Comparing and modelling the performance of different ML frameworks and hardware accelerators in a coupled OpenFoam+ML application

  • Vergleich und Modellierung der Leistung verschiedener ML-Frameworks und Hardwarebeschleuniger in einer gekoppelten OpenFoam+ML-Applikation

Brose, Kim Sebastian; Müller, Matthias S. (Thesis advisor); Hasse, Christian (Thesis advisor); Orland, Fabian (Consultant)

Aachen (2022)
Master Thesis

Masterarbeit, RWTH Aachen University, 2022


We examine and model the performance of a coupled HPC+ML application. It is based on a reactive thermo-fluid simulation which is limited by the memory footprint of the lookup table that is integral to the state of the art implementation. Machine learning is an old concept that has become more attainable in the recent years thanks to the advent of powerful ultra parallel processors and vectorization capabilities that allow efficient computation of matrix operations common to machine learning algorithms. The lookup table implementation is replaced with a machine learning model by implementing couplings that connect the existing software to established as well as novel machine learning frameworks that use different kinds of hardware such as CPUs, GPUs and vector engines.
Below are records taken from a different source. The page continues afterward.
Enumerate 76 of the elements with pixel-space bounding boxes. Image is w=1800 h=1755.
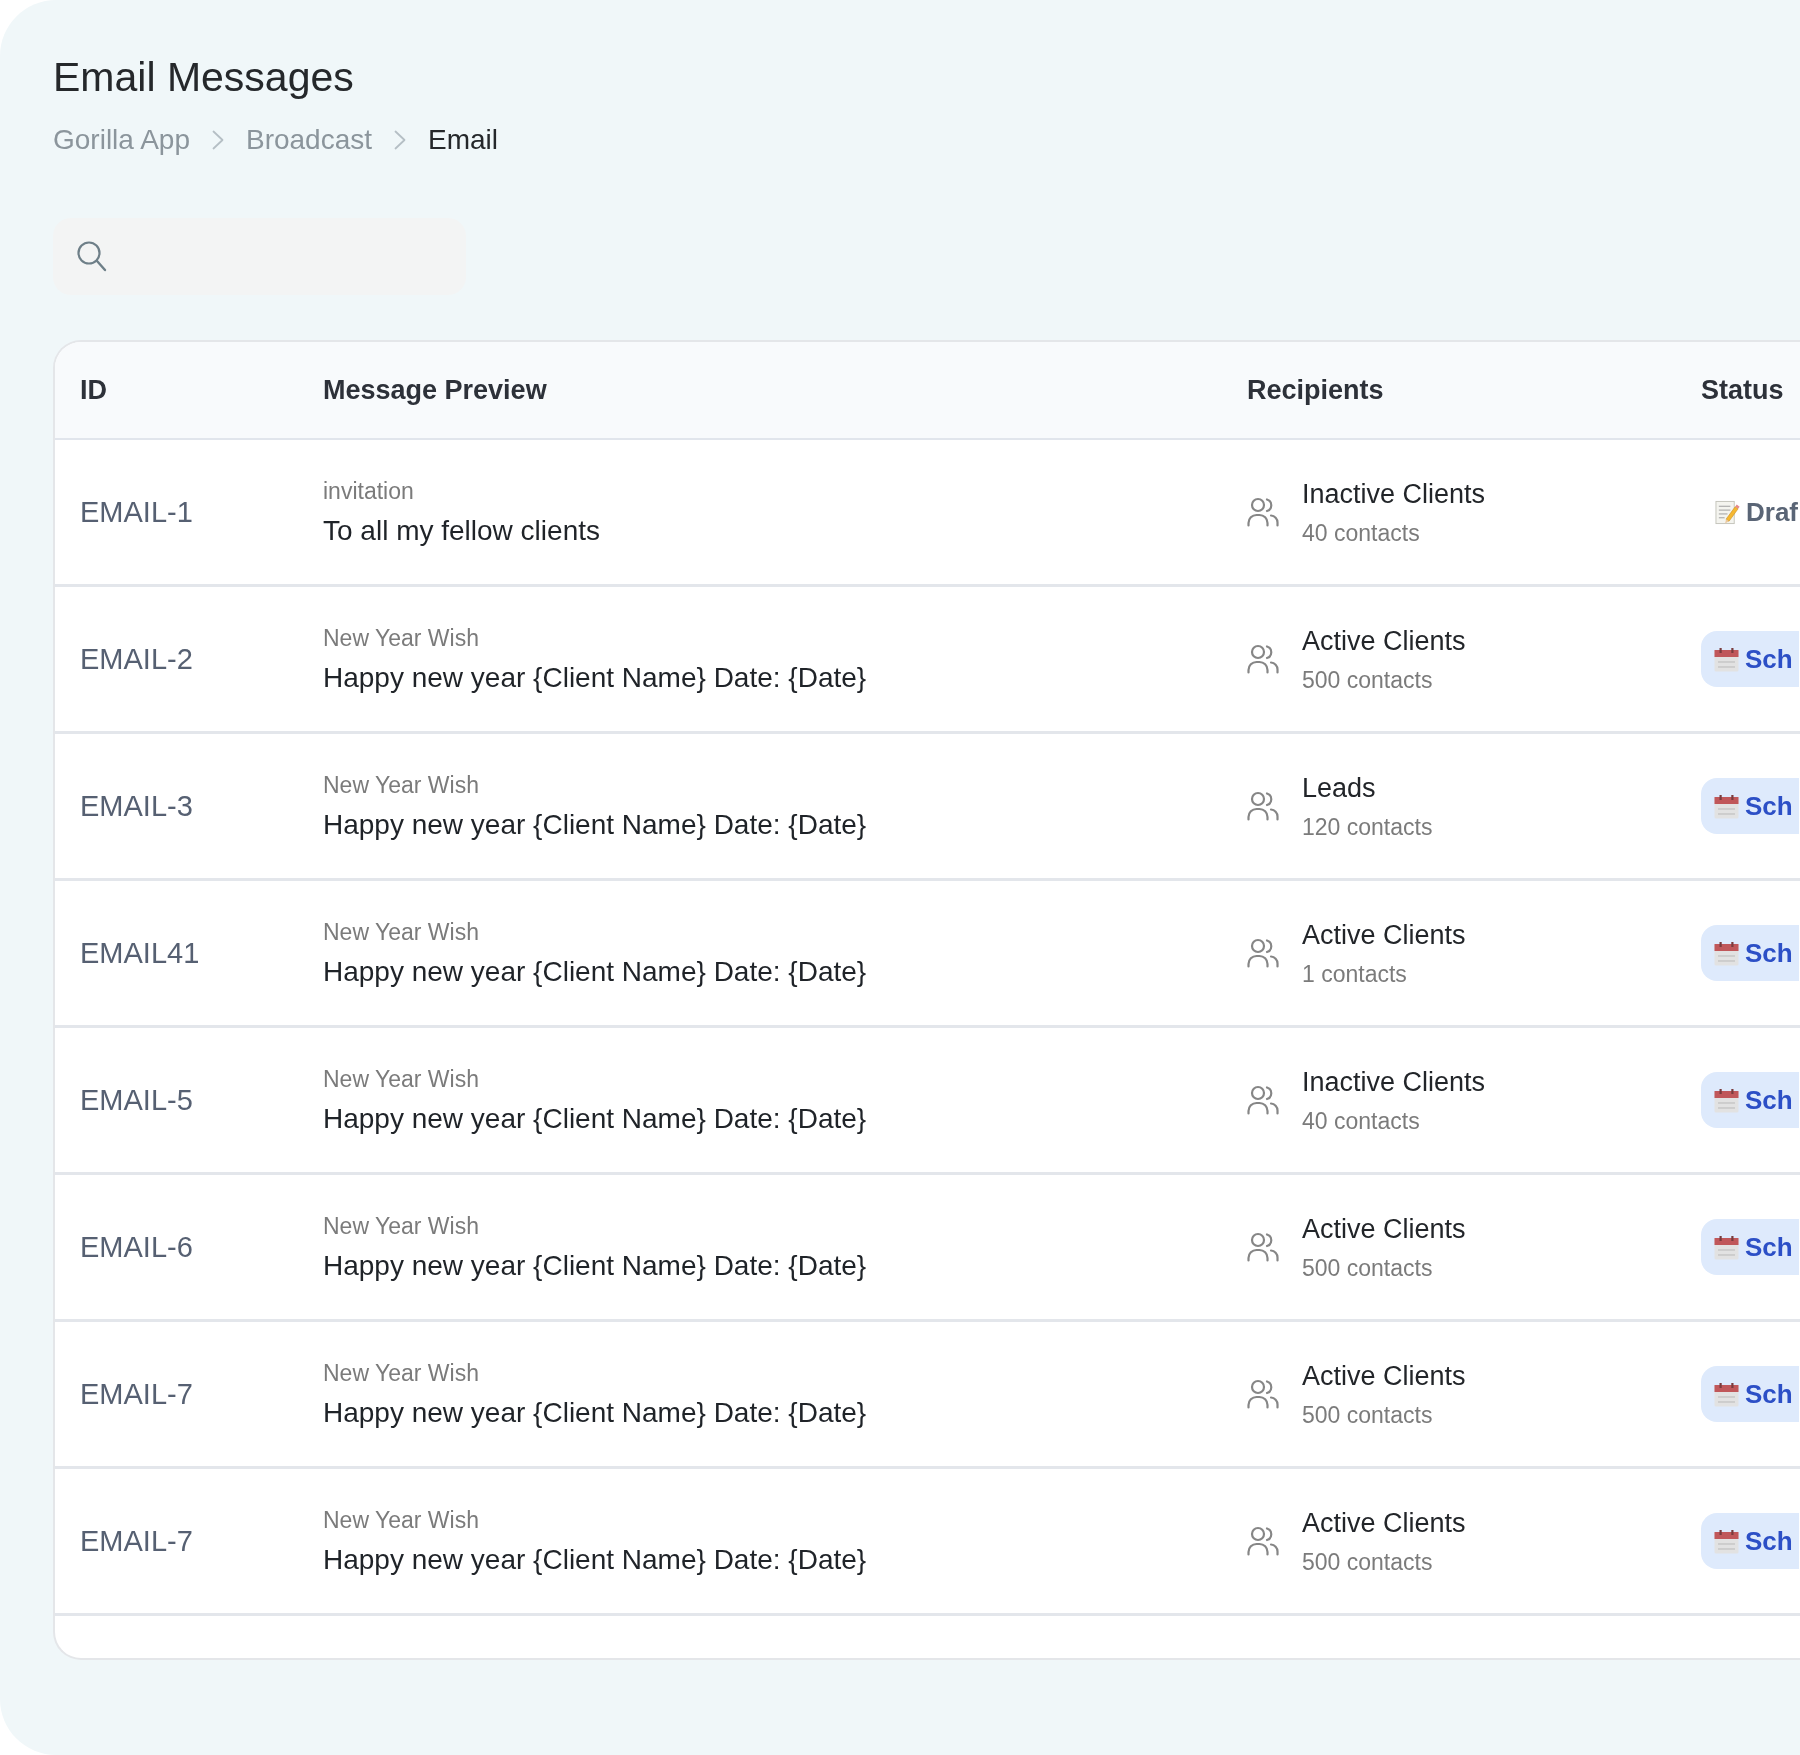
- users-icon: [1247, 644, 1279, 674]
- calendar-icon: [1714, 940, 1739, 966]
- status-label: Sch: [1745, 790, 1793, 822]
- message-preview: Happy new year {Client Name} Date: {Date}: [323, 1395, 867, 1430]
- search-field[interactable]: [53, 218, 466, 295]
- message-subject: New Year Wish: [323, 1505, 479, 1534]
- breadcrumb-link[interactable]: Broadcast: [245, 123, 373, 157]
- message-id: EMAIL-7: [80, 1524, 193, 1558]
- message-id: EMAIL-1: [80, 495, 193, 529]
- breadcrumb-current: Email: [428, 123, 499, 157]
- recipient-group: Active Clients: [1302, 1359, 1466, 1393]
- message-subject: New Year Wish: [323, 1211, 479, 1240]
- message-subject: New Year Wish: [323, 1358, 479, 1387]
- message-preview: Happy new year {Client Name} Date: {Date}: [323, 1248, 867, 1283]
- calendar-icon: [1714, 793, 1739, 819]
- recipient-group: Active Clients: [1302, 1212, 1466, 1246]
- contact-count: 500 contacts: [1302, 1547, 1433, 1576]
- users-icon: [1247, 791, 1279, 821]
- users-icon: [1247, 1526, 1279, 1556]
- users-icon: [1247, 938, 1279, 968]
- message-subject: invitation: [323, 476, 414, 505]
- chevron-right-icon: [394, 130, 407, 150]
- search-icon: [77, 241, 107, 272]
- calendar-icon: [1714, 1087, 1739, 1113]
- calendar-icon: [1714, 646, 1739, 672]
- column-header: Message Preview: [323, 374, 547, 406]
- contact-count: 500 contacts: [1302, 1400, 1433, 1429]
- recipient-group: Leads: [1302, 771, 1376, 805]
- status-label: Sch: [1745, 1378, 1793, 1410]
- contact-count: 500 contacts: [1302, 665, 1433, 694]
- recipient-group: Inactive Clients: [1302, 1065, 1486, 1099]
- status-label: Sch: [1745, 1084, 1793, 1116]
- message-id: EMAIL-7: [80, 1377, 193, 1411]
- column-header: ID: [80, 374, 107, 406]
- column-header: Recipients: [1247, 374, 1384, 406]
- calendar-icon: [1714, 1234, 1739, 1260]
- message-subject: New Year Wish: [323, 623, 479, 652]
- users-icon: [1247, 497, 1279, 527]
- message-id: EMAIL-2: [80, 642, 193, 676]
- message-preview: To all my fellow clients: [323, 513, 600, 548]
- message-subject: New Year Wish: [323, 1064, 479, 1093]
- column-header: Status: [1701, 374, 1784, 406]
- chevron-right-icon: [211, 130, 224, 150]
- message-id: EMAIL-3: [80, 789, 193, 823]
- recipient-group: Inactive Clients: [1302, 477, 1486, 511]
- calendar-icon: [1714, 1528, 1739, 1554]
- contact-count: 40 contacts: [1302, 518, 1420, 547]
- message-subject: New Year Wish: [323, 770, 479, 799]
- status-label: Sch: [1745, 937, 1793, 969]
- users-icon: [1247, 1379, 1279, 1409]
- message-id: EMAIL41: [80, 936, 200, 970]
- recipient-group: Active Clients: [1302, 918, 1466, 952]
- message-preview: Happy new year {Client Name} Date: {Date}: [323, 1101, 867, 1136]
- message-preview: Happy new year {Client Name} Date: {Date}: [323, 954, 867, 989]
- message-id: EMAIL-6: [80, 1230, 193, 1264]
- message-preview: Happy new year {Client Name} Date: {Date}: [323, 660, 867, 695]
- breadcrumb-link[interactable]: Gorilla App: [53, 123, 190, 157]
- message-preview: Happy new year {Client Name} Date: {Date}: [323, 807, 867, 842]
- status-label: Sch: [1745, 1231, 1793, 1263]
- contact-count: 40 contacts: [1302, 1106, 1420, 1135]
- message-id: EMAIL-5: [80, 1083, 193, 1117]
- users-icon: [1247, 1085, 1279, 1115]
- contact-count: 500 contacts: [1302, 1253, 1433, 1282]
- contact-count: 1 contacts: [1302, 959, 1407, 988]
- message-preview: Happy new year {Client Name} Date: {Date}: [323, 1542, 867, 1577]
- message-subject: New Year Wish: [323, 917, 479, 946]
- recipient-group: Active Clients: [1302, 624, 1466, 658]
- status-label: Draf: [1746, 496, 1798, 528]
- calendar-icon: [1714, 1381, 1739, 1407]
- status-label: Sch: [1745, 1525, 1793, 1557]
- contact-count: 120 contacts: [1302, 812, 1433, 841]
- recipient-group: Active Clients: [1302, 1506, 1466, 1540]
- status-label: Sch: [1745, 643, 1793, 675]
- page-title: Email Messages: [53, 53, 354, 102]
- users-icon: [1247, 1232, 1279, 1262]
- memo-icon: [1715, 499, 1740, 525]
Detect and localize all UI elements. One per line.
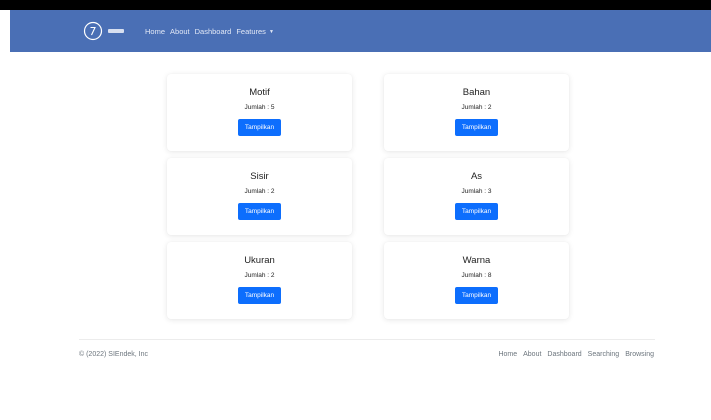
nav-link-dashboard[interactable]: Dashboard [195,27,232,36]
card-motif: Motif Jumlah : 5 Tampilkan [167,74,352,151]
card-title: Bahan [462,87,491,98]
card-bahan: Bahan Jumlah : 2 Tampilkan [384,74,569,151]
card-count: Jumlah : 2 [244,188,275,195]
brand-wordmark [108,29,124,33]
footer-divider [79,339,655,340]
card-title: Ukuran [244,255,275,266]
card-count: Jumlah : 2 [244,272,275,279]
tampilkan-button[interactable]: Tampilkan [237,203,282,220]
footer-link-browsing[interactable]: Browsing [625,351,654,358]
footer-links: Home About Dashboard Searching Browsing [492,351,654,358]
footer-link-about[interactable]: About [523,351,541,358]
circle-slash-logo-icon [83,21,103,41]
nav-link-features[interactable]: Features ▼ [236,27,274,36]
card-count: Jumlah : 8 [461,272,492,279]
card-warna: Warna Jumlah : 8 Tampilkan [384,242,569,319]
card-ukuran: Ukuran Jumlah : 2 Tampilkan [167,242,352,319]
window-top-border [0,0,711,10]
card-count: Jumlah : 5 [244,104,275,111]
navbar: Home About Dashboard Features ▼ [10,10,711,52]
nav-link-features-label: Features [236,26,266,36]
nav-link-about[interactable]: About [170,27,190,36]
tampilkan-button[interactable]: Tampilkan [237,119,282,136]
tampilkan-button[interactable]: Tampilkan [237,287,282,304]
card-count: Jumlah : 3 [461,188,492,195]
card-count: Jumlah : 2 [461,104,492,111]
card-title: Motif [249,87,270,98]
footer-copyright: © (2022) SIEndek, Inc [79,351,148,358]
brand-logo-link[interactable] [83,21,129,41]
caret-down-icon: ▼ [268,28,274,35]
card-title: Warna [462,255,491,266]
footer-link-home[interactable]: Home [498,351,517,358]
tampilkan-button[interactable]: Tampilkan [454,119,499,136]
footer-link-dashboard[interactable]: Dashboard [547,351,581,358]
card-title: Sisir [250,171,269,182]
nav-links: Home About Dashboard Features ▼ [145,27,279,36]
category-card-grid: Motif Jumlah : 5 Tampilkan Bahan Jumlah … [167,74,569,319]
card-title: As [470,171,483,182]
tampilkan-button[interactable]: Tampilkan [454,287,499,304]
card-sisir: Sisir Jumlah : 2 Tampilkan [167,158,352,235]
footer-link-searching[interactable]: Searching [588,351,620,358]
nav-link-home[interactable]: Home [145,27,165,36]
tampilkan-button[interactable]: Tampilkan [454,203,499,220]
card-as: As Jumlah : 3 Tampilkan [384,158,569,235]
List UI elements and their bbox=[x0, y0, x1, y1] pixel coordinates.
We measure and model the performance of the different couplings under different conditions. As we increase the size of the machine learning model, the runtime increases significantly less than the quadratically increasing computational complexity. The execution of the model for multiple input data samples can be accelerated by choosing a batch size such that the resulting amount of work fits the lower and upper bounds given by the architecture of the hardware accelerator device. We examine the coupling's performance with regard to strong scaling. Since the machine learning part is practically completely parallelized, it scales perfectly as we add more devices. The communication overhead becomes measurable as we add more MPI ranks to the HPC part of the application, but remains insignificant compared to the actual framework time. We discover that under certain circumstances, it can be more efficient to run the machine learning framework on CPUs despite GPUs generally performing faster. Overall, the GPUs are by far the closest to reaching their peak performance with our application, followed by CPUs, and VEs are the farthest from reaching their peak performance. We investigate performance metrics established by the EU Center of Excellence POP as a performance model for the coupled HPC+ML application in the different scaling settings. The couplings have a small run time compared to the whole application, and thus no discernible impact on the metrics measured for the whole application. A more in-depth analysis is required to obtain conclusive results.